TÜGİAD Yönetim Kurulu Başkanı Lütfü Küçük, turk-internet.com’un sorularını şu şekilde cevaplandırdı;
turk-internet.com; “Türkiye’nin, kriz senaryolarına değil, yeni bir ekonomik büyüme modeline ihtiyacı var” diyorsunuz. Tam olarak neyi kastediyorsunuz?

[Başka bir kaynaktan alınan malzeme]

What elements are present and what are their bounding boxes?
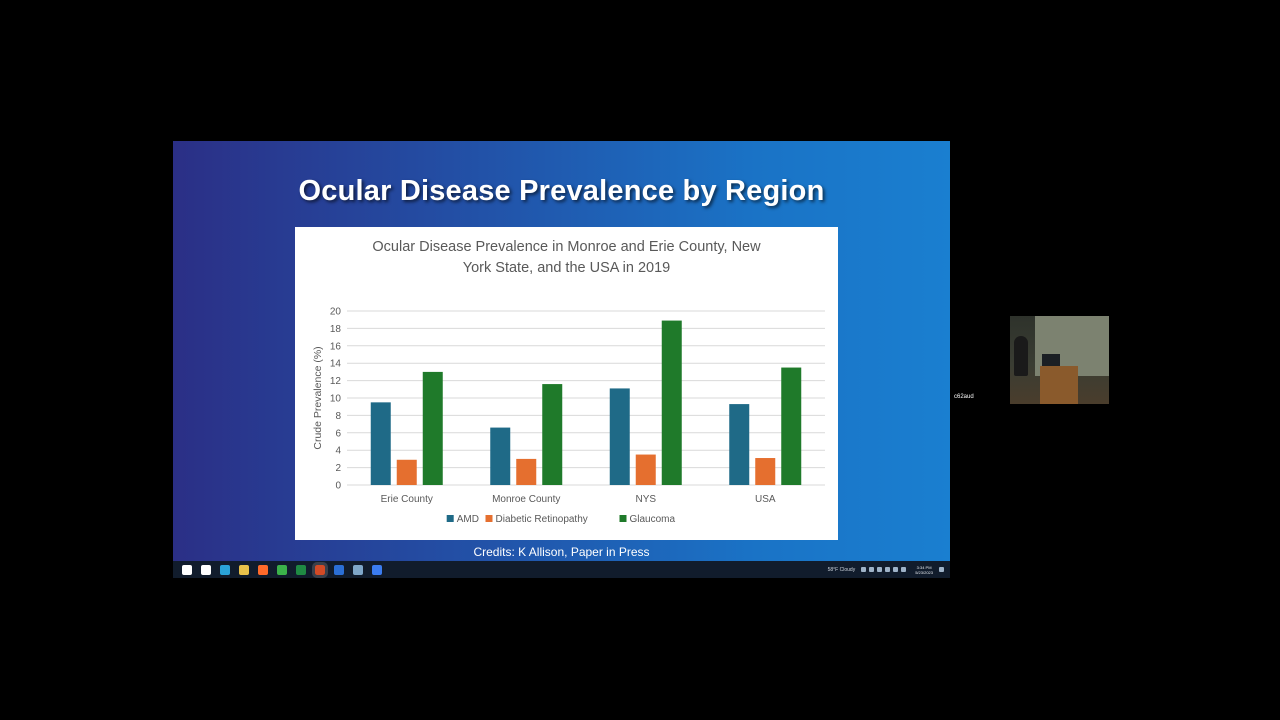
taskbar-apps (173, 561, 382, 578)
legend-swatch (446, 515, 454, 522)
bar-chart: Ocular Disease Prevalence in Monroe and … (312, 239, 825, 525)
bar (729, 404, 750, 485)
zoom-icon[interactable] (372, 564, 382, 575)
y-tick-label: 20 (330, 307, 342, 318)
bar (370, 402, 391, 485)
y-tick-label: 16 (330, 341, 342, 352)
x-tick-label: Monroe County (492, 494, 560, 505)
firefox-icon[interactable] (258, 564, 268, 575)
legend-swatch (485, 515, 493, 522)
y-tick-label: 10 (330, 394, 342, 405)
windows-start-icon[interactable] (182, 564, 192, 575)
excel-icon[interactable] (296, 564, 306, 575)
tray-icon[interactable] (861, 567, 867, 572)
tray-icon[interactable] (893, 567, 899, 572)
bar (542, 384, 563, 485)
taskbar-clock[interactable]: 3:34 PM 5/23/2023 (915, 565, 933, 575)
clock-date: 5/23/2023 (915, 569, 933, 575)
notification-icon[interactable] (939, 567, 944, 572)
webcam-podium (1040, 366, 1078, 404)
y-tick-label: 0 (335, 481, 341, 492)
slide-credits: Credits: K Allison, Paper in Press (473, 545, 650, 559)
powerpoint-icon[interactable] (312, 561, 328, 578)
chart-container: Ocular Disease Prevalence in Monroe and … (295, 227, 838, 540)
chrome-icon[interactable] (277, 564, 287, 575)
bar (755, 458, 776, 485)
tray-icon[interactable] (901, 567, 907, 572)
tray-icon[interactable] (885, 567, 891, 572)
legend-label: Glaucoma (630, 514, 676, 525)
chart-title: Ocular Disease Prevalence in Monroe and … (372, 239, 761, 255)
tray-icon[interactable] (877, 567, 883, 572)
y-tick-label: 4 (335, 446, 341, 457)
webcam-label: c62aud (954, 394, 974, 400)
bar (422, 371, 443, 485)
x-tick-label: NYS (635, 494, 656, 505)
notepad-icon[interactable] (353, 564, 363, 575)
bar (661, 320, 682, 485)
edge-icon[interactable] (220, 564, 230, 575)
y-axis-label: Crude Prevalence (%) (312, 346, 324, 449)
presentation-slide: Ocular Disease Prevalence by Region Ocul… (173, 141, 950, 561)
chart-title: York State, and the USA in 2019 (463, 260, 670, 276)
y-tick-label: 12 (330, 376, 342, 387)
y-tick-label: 2 (335, 463, 341, 474)
bar (781, 367, 802, 485)
y-tick-label: 18 (330, 324, 342, 335)
x-tick-label: USA (755, 494, 776, 505)
legend-label: Diabetic Retinopathy (496, 514, 588, 525)
bar (396, 459, 417, 485)
y-tick-label: 14 (330, 359, 342, 370)
slide-title: Ocular Disease Prevalence by Region (298, 175, 825, 207)
bar (516, 458, 537, 485)
legend-swatch (619, 515, 627, 522)
legend-label: AMD (457, 514, 479, 525)
webcam-feed (1010, 316, 1109, 404)
search-icon[interactable] (201, 564, 211, 575)
bar (609, 388, 630, 485)
y-tick-label: 8 (335, 411, 341, 422)
tray-icon[interactable] (869, 567, 875, 572)
outlook-icon[interactable] (334, 564, 344, 575)
webcam-monitor (1042, 354, 1060, 366)
y-tick-label: 6 (335, 428, 341, 439)
webcam-presenter (1014, 336, 1028, 376)
bar (635, 454, 656, 485)
file-explorer-icon[interactable] (239, 564, 249, 575)
bar (490, 427, 511, 485)
x-tick-label: Erie County (381, 494, 433, 505)
weather-widget[interactable]: 58°F Cloudy (827, 566, 856, 573)
taskbar: 58°F Cloudy 3:34 PM 5/23/2023 (173, 561, 950, 578)
clock-time: 3:34 PM (916, 564, 932, 570)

Lütfü Küçük; Türkiye’deki, büyüme çok istikrarlı bir büyüme değil. Tabi dışarıdaki konjonktürden de çok etkileniyoruz. İçimizde de büyüme ile ilgili yeni bir şeylerin söylenmesi, yeni bir uygulamanın devreye alınması gerektiğini düşünüyoruz. Tabi, çok taraflı bir konu ve çok ciddi olarak ele alınması gerekiyor. Takdir edersiniz ki, bunun muhatapları da çok farklı. Bu hadiseleri rayına oturtmak, yeni modeller geliştirebilmek için, konunun ciddi ve çok taraflı bir şekilde tartışılması gerekiyor. Bu sebepten dolayı biz de böyle bir organizasyon yaparak, konuyu tartışmayı açmak istedik.
turk-internet.com; Bugünkü, etkinliğe kimler katılıyor?
Lütfü Küçük; İş dünyasının temsilcileri var, sivil toplum örgütlerini temsilcileri var, kamunun temsilcileri var. 250 civarında davetlimiz var. Bu, 250 davetlinin aşağı yukarı 100 küsuru iş dünyasından olan kişiler ve dolayısıyla bu seçtiğimiz konunun iş dünyasına hitap eden bir konu olduğunu ortaya koyuyor. Bu da olumlu bir gelişme. Böyle bir ilgi görüyorsak demek ki doğru bir yoldayız ve bu yolda da ilerlemeye devam edeceğiz.
turk-internet.com; Buradan çıkan sonuçları kamu ve diğer toplum kuruluşlarıyla da paylaşıyormusunuz?
Lütfü Küçük; İstanbul Sanayi Odası’ndan tutun İstanbul Ticaret Odası’na kadar bütün kuruluşlarla yakın bir istişare halindeyiz. Fikir paylaşıyoruz, organizasyonlarımızı paylaşıyoruz. Kamu kurumları da bizim her zaman davetli listemizde oluyorlar. Onlar da bu toplantıya ve organizasyonlarımıza ilgi gösteriyorlar, çünkü herkesin söyleyecek bir şeyi var, Herkesin kendi perspektifi var. Farklı perspektifleri bir noktada buluşturmaya, bir netice üretmeye çalışıyoruz.
turk-internet.com; Kabinede yapılan revizyonu nasıl değerlendiriyorsunuz?
Lütfü Küçük; Dünyada veya hayatta, değişimden daha geçerli bir durum yok; yani değişim olmak zorunda. Yenileşme olmak zorunda. Dinamikler değiştiği zaman, ekibin değişmesi de doğaldır. Ekipte ihtiyaca yönelik birtakım zaaflar tespit edildiği zaman revizyon yapılabilir. Değişim son derece normal. Bunu normal karşılıyoruz. Her yeni gelen ekibin bir öncekinden başarılı olacağını umuyoruz ve böyle olacağına da inanıyoruz.